Longas jornadas de trabalho, rotina estressante, carência de insumos básicos e falta de tempo para estar com a família ou praticar atividade física. Esses são só alguns dos aspectos de um cenário que preocupa profissionais de saúde justamente por envolver a própria categoria – no caso, médicas e médicos.

Quase 40% dos médicos que atuam na região Nordeste têm algum quadro de doença mental. O dado faz parte da nova pesquisa Qualidade de Vida do Médico, produzida pelo Research & Innovation Center da Afya, ecossistema de educação e tecnologia em medicina no Brasil que está presente em Salvador, Vitória da Conquista, Itabuna e Guanambi. Os resultados regionais foram obtidos com exclusividade pelo CORREIO.

No Brasil, o estudo mostrou que o percentual é ainda maior: 45% dos médicos tiveram algum diagnóstico de transtorno mental. No entanto, os pesquisadores acreditam que isso não quer dizer que os profissionais do Nordeste sejam menos afetados. Uma das hipóteses, segundo o diretor do Research Center da Afya, Eduardo Moura, é de que os médicos aqui procurem menos atendimento – e, portanto, não têm diagnósticos conhecidos ou confirmados.

“Quando a gente analisa também os médicos que procuram atendimento, a gente vê que é menor no Nordeste. Por isso, diria que talvez esteja tendo uma procura menor na região”, diz ele, que é médico e doutorando na Escola Brasileira de Administração Pública e de Empresas.

Na amostra nacional, 22,3% dos médicos têm diagnóstico de depressão, por exemplo, e fazem tratamento com especialista. Entre os nordestinos, são apenas 15% com acompanhamento ativo. Na região, 42% dos profissionais dizem nunca ter tido sintoma de depressão. Situações parecidas ocorrem com transtorno de ansiedade e o burnout (que, ainda que não seja uma doença, é um quadro de adoecimento pela rotina no trabalho). No Nordeste, 48% afirmaram nunca ter apresentado sintomas de burnout.

Outra razão para a hipótese dos pesquisadores é com relação à qualidade de vida. No Brasil, 36% estão muito satisfeitos com sua saúde, enquanto no Nordeste isso cai um pouco. Eles relatam a pior qualidade de vida. Por isso, reforça a hipótese de que estão buscando menos ajuda ou podem ter uma resistência maior. “É um fator alarmante que mostra que precisa mudar a cultura instaurada na Medicina de que tem que trabalhar o tempo inteiro”, pondera.
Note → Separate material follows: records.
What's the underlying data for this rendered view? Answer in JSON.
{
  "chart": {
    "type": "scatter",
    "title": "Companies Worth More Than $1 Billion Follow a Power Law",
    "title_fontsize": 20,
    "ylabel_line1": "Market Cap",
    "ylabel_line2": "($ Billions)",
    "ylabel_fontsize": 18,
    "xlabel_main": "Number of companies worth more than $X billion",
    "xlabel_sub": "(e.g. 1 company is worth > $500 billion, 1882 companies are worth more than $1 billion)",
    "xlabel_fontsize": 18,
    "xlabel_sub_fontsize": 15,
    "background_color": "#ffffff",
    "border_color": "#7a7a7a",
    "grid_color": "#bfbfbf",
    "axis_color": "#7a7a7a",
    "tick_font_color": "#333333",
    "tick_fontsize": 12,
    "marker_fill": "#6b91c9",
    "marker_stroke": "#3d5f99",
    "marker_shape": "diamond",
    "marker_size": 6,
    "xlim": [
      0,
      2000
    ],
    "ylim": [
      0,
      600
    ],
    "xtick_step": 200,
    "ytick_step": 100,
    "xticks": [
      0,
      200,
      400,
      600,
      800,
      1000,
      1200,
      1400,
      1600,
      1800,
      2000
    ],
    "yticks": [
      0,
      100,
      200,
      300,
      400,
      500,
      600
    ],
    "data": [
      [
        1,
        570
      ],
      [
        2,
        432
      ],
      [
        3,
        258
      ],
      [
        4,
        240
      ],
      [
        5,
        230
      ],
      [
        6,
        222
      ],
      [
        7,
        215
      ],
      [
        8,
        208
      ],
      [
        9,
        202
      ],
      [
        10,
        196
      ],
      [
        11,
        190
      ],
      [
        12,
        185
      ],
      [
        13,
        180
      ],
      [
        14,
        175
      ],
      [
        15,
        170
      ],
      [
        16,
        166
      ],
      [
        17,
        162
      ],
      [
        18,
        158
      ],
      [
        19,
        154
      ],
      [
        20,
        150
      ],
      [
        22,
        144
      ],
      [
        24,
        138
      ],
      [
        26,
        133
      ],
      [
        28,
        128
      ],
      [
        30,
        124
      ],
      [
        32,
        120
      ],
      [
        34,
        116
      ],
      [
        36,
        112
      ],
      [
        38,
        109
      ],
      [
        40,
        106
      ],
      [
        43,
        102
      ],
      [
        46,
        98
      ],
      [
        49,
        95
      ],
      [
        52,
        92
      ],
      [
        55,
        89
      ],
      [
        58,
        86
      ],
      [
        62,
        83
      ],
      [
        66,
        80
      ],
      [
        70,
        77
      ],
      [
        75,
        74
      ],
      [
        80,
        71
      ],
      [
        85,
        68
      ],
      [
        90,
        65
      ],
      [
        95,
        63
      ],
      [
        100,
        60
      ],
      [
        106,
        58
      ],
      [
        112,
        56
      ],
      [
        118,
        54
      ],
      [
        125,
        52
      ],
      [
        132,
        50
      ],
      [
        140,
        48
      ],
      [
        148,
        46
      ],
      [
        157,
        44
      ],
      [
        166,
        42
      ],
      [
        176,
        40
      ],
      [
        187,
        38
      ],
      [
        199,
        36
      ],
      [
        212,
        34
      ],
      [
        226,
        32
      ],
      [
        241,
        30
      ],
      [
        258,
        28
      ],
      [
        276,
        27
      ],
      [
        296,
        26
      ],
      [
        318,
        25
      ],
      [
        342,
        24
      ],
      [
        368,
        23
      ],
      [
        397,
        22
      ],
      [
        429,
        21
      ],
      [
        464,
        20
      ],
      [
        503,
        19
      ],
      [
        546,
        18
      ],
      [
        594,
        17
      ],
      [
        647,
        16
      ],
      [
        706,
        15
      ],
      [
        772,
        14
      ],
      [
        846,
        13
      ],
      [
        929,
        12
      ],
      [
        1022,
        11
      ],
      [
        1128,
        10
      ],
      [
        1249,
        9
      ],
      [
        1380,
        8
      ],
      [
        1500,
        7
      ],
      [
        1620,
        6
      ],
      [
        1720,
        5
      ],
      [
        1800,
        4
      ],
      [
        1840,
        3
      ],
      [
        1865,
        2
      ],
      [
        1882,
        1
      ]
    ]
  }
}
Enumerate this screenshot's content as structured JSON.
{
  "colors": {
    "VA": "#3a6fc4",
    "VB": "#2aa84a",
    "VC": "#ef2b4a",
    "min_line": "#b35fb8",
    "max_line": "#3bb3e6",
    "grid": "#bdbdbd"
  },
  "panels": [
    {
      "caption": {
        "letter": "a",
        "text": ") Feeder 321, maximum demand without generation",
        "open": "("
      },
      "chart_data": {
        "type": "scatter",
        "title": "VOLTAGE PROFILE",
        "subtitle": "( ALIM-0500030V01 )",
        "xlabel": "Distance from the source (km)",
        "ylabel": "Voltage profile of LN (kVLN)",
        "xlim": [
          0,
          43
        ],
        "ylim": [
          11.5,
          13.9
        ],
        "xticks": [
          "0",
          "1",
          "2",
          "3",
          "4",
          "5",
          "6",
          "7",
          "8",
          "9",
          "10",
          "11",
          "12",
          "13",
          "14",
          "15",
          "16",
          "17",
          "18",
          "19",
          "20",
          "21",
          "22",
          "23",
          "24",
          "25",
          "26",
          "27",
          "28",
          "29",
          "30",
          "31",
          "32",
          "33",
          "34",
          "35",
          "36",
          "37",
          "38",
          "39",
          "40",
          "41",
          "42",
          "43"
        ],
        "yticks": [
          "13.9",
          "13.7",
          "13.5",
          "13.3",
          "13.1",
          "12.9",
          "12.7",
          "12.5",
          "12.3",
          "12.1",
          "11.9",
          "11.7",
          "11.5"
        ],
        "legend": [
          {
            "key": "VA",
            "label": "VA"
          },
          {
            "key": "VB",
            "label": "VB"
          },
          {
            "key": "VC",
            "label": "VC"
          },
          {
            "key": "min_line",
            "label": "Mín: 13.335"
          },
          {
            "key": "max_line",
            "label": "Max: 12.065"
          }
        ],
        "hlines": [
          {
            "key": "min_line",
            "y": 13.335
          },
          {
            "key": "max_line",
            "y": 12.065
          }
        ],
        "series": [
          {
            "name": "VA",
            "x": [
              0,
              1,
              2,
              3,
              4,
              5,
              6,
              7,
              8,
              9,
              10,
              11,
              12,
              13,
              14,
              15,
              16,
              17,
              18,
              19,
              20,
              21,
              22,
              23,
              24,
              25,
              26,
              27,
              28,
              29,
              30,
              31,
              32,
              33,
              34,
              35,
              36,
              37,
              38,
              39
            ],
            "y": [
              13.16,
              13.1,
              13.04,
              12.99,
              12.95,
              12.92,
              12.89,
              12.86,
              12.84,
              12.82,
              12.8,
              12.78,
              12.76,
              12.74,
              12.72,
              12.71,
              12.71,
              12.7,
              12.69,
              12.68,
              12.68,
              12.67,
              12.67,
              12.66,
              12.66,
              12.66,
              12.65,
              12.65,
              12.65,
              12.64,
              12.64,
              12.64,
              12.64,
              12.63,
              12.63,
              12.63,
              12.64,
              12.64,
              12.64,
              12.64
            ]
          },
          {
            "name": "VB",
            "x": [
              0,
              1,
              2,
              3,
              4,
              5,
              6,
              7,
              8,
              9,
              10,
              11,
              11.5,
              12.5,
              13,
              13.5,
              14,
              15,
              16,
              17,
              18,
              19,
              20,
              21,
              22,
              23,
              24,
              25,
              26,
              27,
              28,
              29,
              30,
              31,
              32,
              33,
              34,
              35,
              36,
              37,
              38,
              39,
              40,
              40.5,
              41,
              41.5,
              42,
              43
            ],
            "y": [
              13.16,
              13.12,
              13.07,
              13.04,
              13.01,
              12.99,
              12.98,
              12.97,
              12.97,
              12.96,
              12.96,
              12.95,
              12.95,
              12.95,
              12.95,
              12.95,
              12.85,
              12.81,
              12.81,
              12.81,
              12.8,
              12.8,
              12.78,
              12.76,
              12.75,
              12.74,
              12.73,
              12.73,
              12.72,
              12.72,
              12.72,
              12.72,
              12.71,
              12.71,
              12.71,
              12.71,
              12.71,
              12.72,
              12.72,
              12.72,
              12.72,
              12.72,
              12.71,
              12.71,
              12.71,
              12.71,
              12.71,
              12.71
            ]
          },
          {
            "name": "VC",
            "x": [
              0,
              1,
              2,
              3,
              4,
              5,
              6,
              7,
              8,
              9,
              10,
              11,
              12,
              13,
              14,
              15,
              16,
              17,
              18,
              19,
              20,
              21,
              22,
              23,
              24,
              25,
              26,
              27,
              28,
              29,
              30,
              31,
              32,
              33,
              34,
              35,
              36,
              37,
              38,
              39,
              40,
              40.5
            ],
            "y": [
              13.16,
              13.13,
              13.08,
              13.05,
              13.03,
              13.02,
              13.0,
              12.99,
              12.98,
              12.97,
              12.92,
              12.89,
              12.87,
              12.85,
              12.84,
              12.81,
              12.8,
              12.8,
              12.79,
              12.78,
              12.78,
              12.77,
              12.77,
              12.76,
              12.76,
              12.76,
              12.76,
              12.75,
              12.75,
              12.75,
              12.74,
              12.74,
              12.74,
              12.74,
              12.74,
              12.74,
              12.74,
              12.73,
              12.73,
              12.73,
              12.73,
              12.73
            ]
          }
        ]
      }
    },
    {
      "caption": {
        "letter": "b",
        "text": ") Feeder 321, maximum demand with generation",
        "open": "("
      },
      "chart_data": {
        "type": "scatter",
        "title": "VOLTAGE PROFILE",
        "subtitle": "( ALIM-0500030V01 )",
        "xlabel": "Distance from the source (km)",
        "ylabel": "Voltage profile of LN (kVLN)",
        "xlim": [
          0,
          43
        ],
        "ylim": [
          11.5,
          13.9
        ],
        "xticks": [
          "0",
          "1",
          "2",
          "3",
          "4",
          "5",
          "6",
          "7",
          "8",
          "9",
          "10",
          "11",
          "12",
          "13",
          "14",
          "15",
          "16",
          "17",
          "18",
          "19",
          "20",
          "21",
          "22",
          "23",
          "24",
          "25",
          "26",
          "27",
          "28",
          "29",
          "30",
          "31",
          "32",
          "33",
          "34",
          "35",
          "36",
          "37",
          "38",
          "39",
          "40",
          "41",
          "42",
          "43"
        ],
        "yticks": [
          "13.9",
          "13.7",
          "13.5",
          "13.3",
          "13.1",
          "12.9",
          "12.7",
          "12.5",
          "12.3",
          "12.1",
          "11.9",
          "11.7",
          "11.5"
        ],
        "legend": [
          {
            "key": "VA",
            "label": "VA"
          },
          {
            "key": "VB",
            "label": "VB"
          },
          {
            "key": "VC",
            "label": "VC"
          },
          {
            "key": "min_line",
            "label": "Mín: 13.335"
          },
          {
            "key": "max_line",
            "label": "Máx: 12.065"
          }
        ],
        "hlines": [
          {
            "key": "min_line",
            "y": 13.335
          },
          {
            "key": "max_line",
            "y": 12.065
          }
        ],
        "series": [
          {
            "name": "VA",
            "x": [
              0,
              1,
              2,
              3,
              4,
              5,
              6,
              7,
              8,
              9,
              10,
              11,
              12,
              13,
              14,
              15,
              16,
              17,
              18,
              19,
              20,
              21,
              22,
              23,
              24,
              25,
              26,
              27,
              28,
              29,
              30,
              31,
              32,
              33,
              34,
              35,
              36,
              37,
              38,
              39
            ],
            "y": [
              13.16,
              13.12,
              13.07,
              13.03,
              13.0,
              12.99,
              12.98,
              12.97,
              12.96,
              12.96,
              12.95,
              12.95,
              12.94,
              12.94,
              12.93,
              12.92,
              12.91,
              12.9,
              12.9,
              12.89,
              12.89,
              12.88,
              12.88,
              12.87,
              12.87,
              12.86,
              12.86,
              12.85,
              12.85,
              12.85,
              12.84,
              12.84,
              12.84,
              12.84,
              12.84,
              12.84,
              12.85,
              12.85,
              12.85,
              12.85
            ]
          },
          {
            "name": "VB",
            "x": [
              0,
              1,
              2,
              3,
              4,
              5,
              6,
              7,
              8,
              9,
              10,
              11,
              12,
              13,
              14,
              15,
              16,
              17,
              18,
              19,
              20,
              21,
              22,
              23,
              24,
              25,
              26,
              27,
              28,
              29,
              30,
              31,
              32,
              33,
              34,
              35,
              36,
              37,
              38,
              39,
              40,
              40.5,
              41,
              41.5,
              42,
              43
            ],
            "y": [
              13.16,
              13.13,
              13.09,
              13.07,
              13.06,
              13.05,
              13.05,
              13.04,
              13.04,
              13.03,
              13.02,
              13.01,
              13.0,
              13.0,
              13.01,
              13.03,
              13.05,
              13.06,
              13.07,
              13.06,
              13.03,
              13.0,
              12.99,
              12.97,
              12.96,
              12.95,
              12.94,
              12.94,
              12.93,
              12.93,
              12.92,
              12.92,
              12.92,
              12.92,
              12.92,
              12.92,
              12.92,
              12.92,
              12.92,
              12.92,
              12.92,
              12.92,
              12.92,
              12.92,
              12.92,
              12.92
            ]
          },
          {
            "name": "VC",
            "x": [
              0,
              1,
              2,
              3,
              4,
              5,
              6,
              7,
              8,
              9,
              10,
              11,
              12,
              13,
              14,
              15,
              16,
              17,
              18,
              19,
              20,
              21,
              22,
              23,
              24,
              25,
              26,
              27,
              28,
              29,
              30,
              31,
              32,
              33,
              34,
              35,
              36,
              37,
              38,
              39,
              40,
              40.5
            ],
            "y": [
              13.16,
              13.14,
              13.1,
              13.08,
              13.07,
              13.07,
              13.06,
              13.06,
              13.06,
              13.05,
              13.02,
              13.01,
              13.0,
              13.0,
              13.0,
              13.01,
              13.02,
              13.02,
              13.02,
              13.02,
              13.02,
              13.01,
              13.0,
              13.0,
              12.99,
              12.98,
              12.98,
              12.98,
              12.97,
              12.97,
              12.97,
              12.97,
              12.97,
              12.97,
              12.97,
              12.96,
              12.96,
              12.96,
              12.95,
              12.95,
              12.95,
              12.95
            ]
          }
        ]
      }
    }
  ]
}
O Conselho Regional de Medicina da Bahia (Cremeb) informou que não tem dados precisos sobre o acometimento das doenças mentais entre os médicos, mas admitiu que os casos têm surgido. Segundo a entidade, tanto o Cremeb juntamente com o Conselho Federal de Medicina (CFM) têm promovido encontros para debater temas e assuntos relativos à saúde mental da categoria.

“Uma das questões mais prementes são as más condições de trabalho a que os médicos estão submetidos. O excesso de carga laboral é um dos pontos a ser considerado no aparecimento das doenças mentais”, diz o presidente da entidade, Otávio Marambaia.

Condições

De fato, o estudo da Afya identificou que a rotina de trabalho tem os principais estressores, além de uma contribuição recorrente para o adoecimento. Os relatos são de longas jornadas de trabalho, falta de recursos e remuneração insuficiente. Segundo Eduardo Moura, isso vem desde a pandemia da covid-19.

Mas o percentual agora, que é 13% maior do que a pesquisa mostrou no ano passado, no contexto nacional, retorna ao que foi registrado imediatamente no pós-pandemia. “A saúde mental é a ponta do iceberg. É o final de uma série de problemas de saúde que não foram tratados, como não fazer atividade física, não ter um sono constante e uma rotina de trabalho saudável”, acrescenta Moura.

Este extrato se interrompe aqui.